On Thursday, Peggy Noonan wrote a column where she said that the IRS was going after individuals because they were conservatives. Her evidence? She’s heard of four different conservatives who were audited last year. I’m serious! That’s her claim. But it is even sillier than that. Take for example, this gem of deep thinking, “The Journal’s Kim Strassel reported an Idaho businessman named Frank VanderSloot, who’d donated more than a million dollars to groups supporting Mitt Romney. He found himself last June, for the first time in 30 years, the target of IRS auditors.” Wow. The election was last year. The donation would have had to have been in late 2011 or early 2012. I doubt very seriously that the IRS would even have noticed his campaign contribution by last June.
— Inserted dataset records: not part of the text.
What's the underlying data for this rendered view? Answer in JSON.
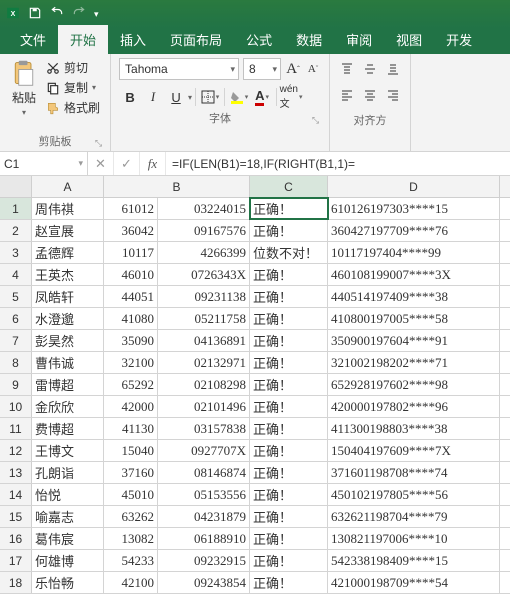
{
  "titlebar": {
    "qat_icons": [
      "save",
      "undo",
      "redo"
    ]
  },
  "tabs": [
    {
      "label": "文件",
      "active": false
    },
    {
      "label": "开始",
      "active": true
    },
    {
      "label": "插入",
      "active": false
    },
    {
      "label": "页面布局",
      "active": false
    },
    {
      "label": "公式",
      "active": false
    },
    {
      "label": "数据",
      "active": false
    },
    {
      "label": "审阅",
      "active": false
    },
    {
      "label": "视图",
      "active": false
    },
    {
      "label": "开发",
      "active": false
    }
  ],
  "ribbon": {
    "clipboard": {
      "paste": "粘贴",
      "cut": "剪切",
      "copy": "复制",
      "format_painter": "格式刷",
      "group": "剪贴板"
    },
    "font": {
      "name": "Tahoma",
      "size": "8",
      "group": "字体"
    },
    "align": {
      "group": "对齐方"
    }
  },
  "namebox": "C1",
  "formula": "=IF(LEN(B1)=18,IF(RIGHT(B1,1)=",
  "columns": [
    "A",
    "B",
    "C",
    "D"
  ],
  "widths": {
    "A": 72,
    "B_num": 54,
    "B": 92,
    "C": 78,
    "D": 172
  },
  "rows": [
    {
      "n": 1,
      "A": "周伟祺",
      "Bn": "61012",
      "B": "03224015",
      "C": "正确！",
      "D": "610126197303****15"
    },
    {
      "n": 2,
      "A": "赵宣展",
      "Bn": "36042",
      "B": "09167576",
      "C": "正确！",
      "D": "360427197709****76"
    },
    {
      "n": 3,
      "A": "孟德辉",
      "Bn": "10117",
      "B": "4266399",
      "C": "位数不对！",
      "D": "10117197404****99"
    },
    {
      "n": 4,
      "A": "王英杰",
      "Bn": "46010",
      "B": "0726343X",
      "C": "正确！",
      "D": "460108199007****3X"
    },
    {
      "n": 5,
      "A": "凤皓轩",
      "Bn": "44051",
      "B": "09231138",
      "C": "正确！",
      "D": "440514197409****38"
    },
    {
      "n": 6,
      "A": "水澄邈",
      "Bn": "41080",
      "B": "05211758",
      "C": "正确！",
      "D": "410800197005****58"
    },
    {
      "n": 7,
      "A": "彭昊然",
      "Bn": "35090",
      "B": "04136891",
      "C": "正确！",
      "D": "350900197604****91"
    },
    {
      "n": 8,
      "A": "曹伟诚",
      "Bn": "32100",
      "B": "02132971",
      "C": "正确！",
      "D": "321002198202****71"
    },
    {
      "n": 9,
      "A": "雷博超",
      "Bn": "65292",
      "B": "02108298",
      "C": "正确！",
      "D": "652928197602****98"
    },
    {
      "n": 10,
      "A": "金欣欣",
      "Bn": "42000",
      "B": "02101496",
      "C": "正确！",
      "D": "420000197802****96"
    },
    {
      "n": 11,
      "A": "费博超",
      "Bn": "41130",
      "B": "03157838",
      "C": "正确！",
      "D": "411300198803****38"
    },
    {
      "n": 12,
      "A": "王博文",
      "Bn": "15040",
      "B": "0927707X",
      "C": "正确！",
      "D": "150404197609****7X"
    },
    {
      "n": 13,
      "A": "孔朗诣",
      "Bn": "37160",
      "B": "08146874",
      "C": "正确！",
      "D": "371601198708****74"
    },
    {
      "n": 14,
      "A": "怡悦",
      "Bn": "45010",
      "B": "05153556",
      "C": "正确！",
      "D": "450102197805****56"
    },
    {
      "n": 15,
      "A": "喻嘉志",
      "Bn": "63262",
      "B": "04231879",
      "C": "正确！",
      "D": "632621198704****79"
    },
    {
      "n": 16,
      "A": "葛伟宸",
      "Bn": "13082",
      "B": "06188910",
      "C": "正确！",
      "D": "130821197006****10"
    },
    {
      "n": 17,
      "A": "何雄博",
      "Bn": "54233",
      "B": "09232915",
      "C": "正确！",
      "D": "542338198409****15"
    },
    {
      "n": 18,
      "A": "乐怡畅",
      "Bn": "42100",
      "B": "09243854",
      "C": "正确！",
      "D": "421000198709****54"
    }
  ],
  "chart_data": {
    "type": "table",
    "columns": [
      "A",
      "B_prefix",
      "B",
      "C",
      "D"
    ],
    "rows": "see rows array above"
  }
}
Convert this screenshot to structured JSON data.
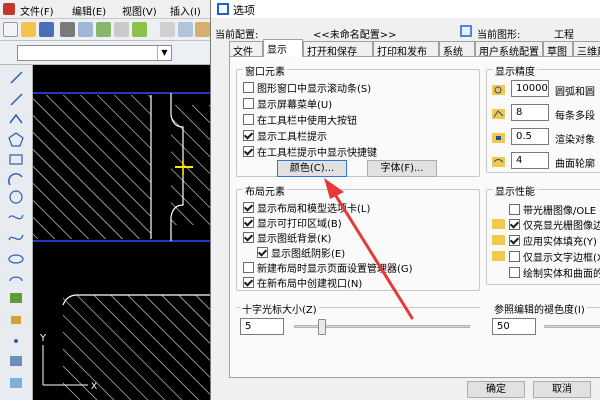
{
  "cad": {
    "menu": [
      "文件(F)",
      "编辑(E)",
      "视图(V)",
      "插入(I)"
    ],
    "canvas_axis_label": "Y"
  },
  "dialog": {
    "title": "选项",
    "current_profile_label": "当前配置:",
    "current_profile_value": "<<未命名配置>>",
    "current_drawing_label": "当前图形:",
    "current_drawing_value": "工程",
    "tabs": [
      "文件",
      "显示",
      "打开和保存",
      "打印和发布",
      "系统",
      "用户系统配置",
      "草图",
      "三维建"
    ],
    "active_tab_index": 1,
    "window_elements": {
      "title": "窗口元素",
      "options": [
        {
          "label": "图形窗口中显示滚动条(S)",
          "checked": false
        },
        {
          "label": "显示屏幕菜单(U)",
          "checked": false
        },
        {
          "label": "在工具栏中使用大按钮",
          "checked": false
        },
        {
          "label": "显示工具栏提示",
          "checked": true
        },
        {
          "label": "在工具栏提示中显示快捷键",
          "checked": true
        }
      ],
      "colors_button": "颜色(C)...",
      "fonts_button": "字体(F)..."
    },
    "layout_elements": {
      "title": "布局元素",
      "options": [
        {
          "label": "显示布局和模型选项卡(L)",
          "checked": true
        },
        {
          "label": "显示可打印区域(B)",
          "checked": true
        },
        {
          "label": "显示图纸背景(K)",
          "checked": true
        },
        {
          "label": "显示图纸阴影(E)",
          "checked": true
        },
        {
          "label": "新建布局时显示页面设置管理器(G)",
          "checked": false
        },
        {
          "label": "在新布局中创建视口(N)",
          "checked": true
        }
      ]
    },
    "crosshair": {
      "title": "十字光标大小(Z)",
      "value": "5",
      "fraction": 0.05
    },
    "display_resolution": {
      "title": "显示精度",
      "items": [
        {
          "value": "10000",
          "label": "圆弧和圆"
        },
        {
          "value": "8",
          "label": "每条多段"
        },
        {
          "value": "0.5",
          "label": "渲染对象"
        },
        {
          "value": "4",
          "label": "曲面轮廓"
        }
      ]
    },
    "display_performance": {
      "title": "显示性能",
      "items": [
        {
          "label": "带光栅图像/OLE 平",
          "checked": false
        },
        {
          "label": "仅亮显光栅图像边",
          "checked": true
        },
        {
          "label": "应用实体填充(Y)",
          "checked": true
        },
        {
          "label": "仅显示文字边框(X)",
          "checked": false
        },
        {
          "label": "绘制实体和曲面的",
          "checked": false
        }
      ]
    },
    "xref_fading": {
      "title": "参照编辑的褪色度(I)",
      "value": "50"
    },
    "ok_button": "确定",
    "cancel_button": "取消"
  },
  "colors": {
    "accent_arrow": "#e53935",
    "cad_line_blue": "#2f4bff",
    "cad_yellow": "#ffe600"
  }
}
Need more evidence? Franklin Graham “believes” his father Billy was targeted. I guess it’s a faith thing. And a conservative freelance writer who earns a “meager” living got audited. With the almost 1.5 million IRS audits last year, what are the odds that these three random people would be audited? I can tell you one thing, Noonan knows this isn’t just chance! “It is not even remotely possible that all this was an accident, a mistake.” Oh boy! I think Noonan has been riding the Crazy Train for too long and her brain has started to rattle apart.
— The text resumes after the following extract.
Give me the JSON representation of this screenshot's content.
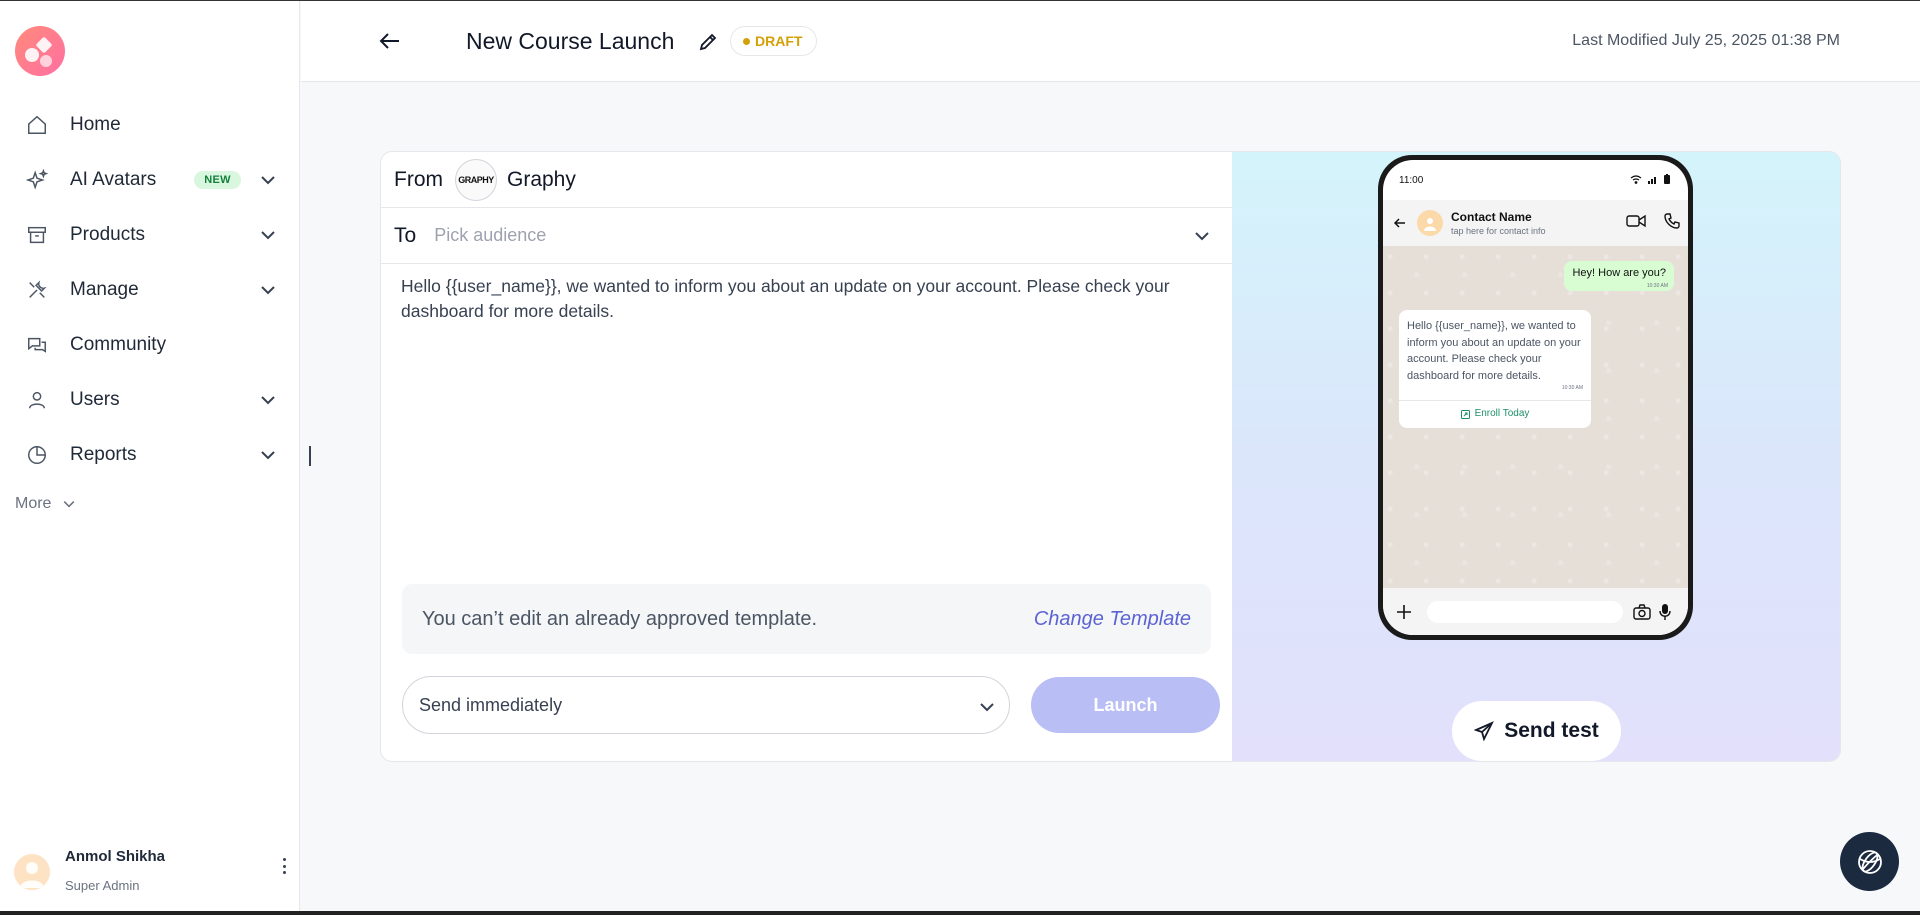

Nate Silver has an excellent statistical analysis that shows just how insane Noonan is being. In fact, it even comes with a wonderfully understated sarcastic title, New Audit Allegations Show Flawed Statistical Thinking. For example, 12% of all people who made more than a million dollars last year were audited. So if Idaho businessman Frank Vandersloot has gone without an audit for 30 years, he’s damned lucky. The same undoubtedly applies to Billy Graham. He has a net worth of about $25 million. Son Franklin makes over a million per year. Rich people get audited, especially because they employ a large army of lawyers and accountants to avoid paying their taxes.
As for that poor freelance writer, well, the IRS is much more likely to audit people who make a lot less than normal. Regardless, people get audited. And Nate Silver provided this nice little chart to show who is really getting audited:

The main point of this is that Obama voters were audited at a rate 12 percentage points higher than Romney voters. Noonan’s column is entirely typical of this weird, and totally unjustified, belief among conservatives that they are some kind of persecuted minority. Just look at the voting habits of Romney and Obama voters: the more money they have, the more likely they are to vote conservative. This also means that the more conservative you are, on average, the richer you are. I know on the Crazy Train, everyone thinks that “elite” means college professors who make $50,000 per year. But in the real world, it’s the rich who actually have power. Not only is Obama not oppressing these people; no one is oppressing them.
Please Peggy Noonan! Please disembark the Crazy Train!